Ultrafast Photochemical Reaction of Propanol in Liquid Phase: Fragment-Specific Cage Structures Probed by Ultrafast Electron Diffraction

Laser-induced ionization initiates ultrafast photochemical reactions that are governed by both intramolecular structural changes and intermolecular interactions. In the liquid phase, these dynamic processes are strongly affected by hydrogen bonding and molecular confinement, leading to reaction pathways that differ fundamentally from those in the gas phase. Here, we directly observe liquid-phase photochemical reactions of 1-propanol using ultrafast electron diffraction (UED) following multi-photon ionization with 800-nm laser pulses.

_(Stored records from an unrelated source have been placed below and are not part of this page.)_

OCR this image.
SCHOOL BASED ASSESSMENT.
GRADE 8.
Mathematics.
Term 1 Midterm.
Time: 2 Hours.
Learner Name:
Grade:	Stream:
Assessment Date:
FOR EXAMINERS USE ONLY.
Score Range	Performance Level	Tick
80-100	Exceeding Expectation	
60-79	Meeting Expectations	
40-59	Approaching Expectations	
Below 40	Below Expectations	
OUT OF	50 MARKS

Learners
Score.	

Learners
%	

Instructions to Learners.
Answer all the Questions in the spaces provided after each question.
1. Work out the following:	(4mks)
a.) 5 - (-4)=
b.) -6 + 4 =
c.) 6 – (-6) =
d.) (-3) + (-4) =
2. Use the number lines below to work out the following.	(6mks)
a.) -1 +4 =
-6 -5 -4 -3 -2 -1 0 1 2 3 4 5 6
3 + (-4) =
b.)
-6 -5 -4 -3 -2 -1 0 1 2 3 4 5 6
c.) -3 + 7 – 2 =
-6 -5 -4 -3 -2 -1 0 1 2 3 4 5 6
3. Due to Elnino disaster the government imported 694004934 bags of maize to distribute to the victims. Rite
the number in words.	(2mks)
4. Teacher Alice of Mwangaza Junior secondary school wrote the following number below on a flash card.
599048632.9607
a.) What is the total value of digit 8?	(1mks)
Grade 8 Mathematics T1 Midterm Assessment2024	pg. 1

The measured structural dynamics reveal reaction initiation by β-scission, producing hydroxymethyl (CH₂OH) and ethyl (C₂H₅) fragments and following intermolecular structural dynamics. Complementary ab initio molecular dynamics simulations show that these structural features originate from ultrafast, fragment-specific cage restructuring driven by hydrogen-bonded solvent networks. Notably, the ethyl fragment shows higher mobility, as the hydroxymethyl is constrained by the hydrogen bonding with neighbor molecules. These results provide structural evidence of fragment-specific cage effects in liquid-phase photochemistry and show the critical role of hydrogen-bonded environments in controlling fragment mobility and reactivity on ultrafast timescales.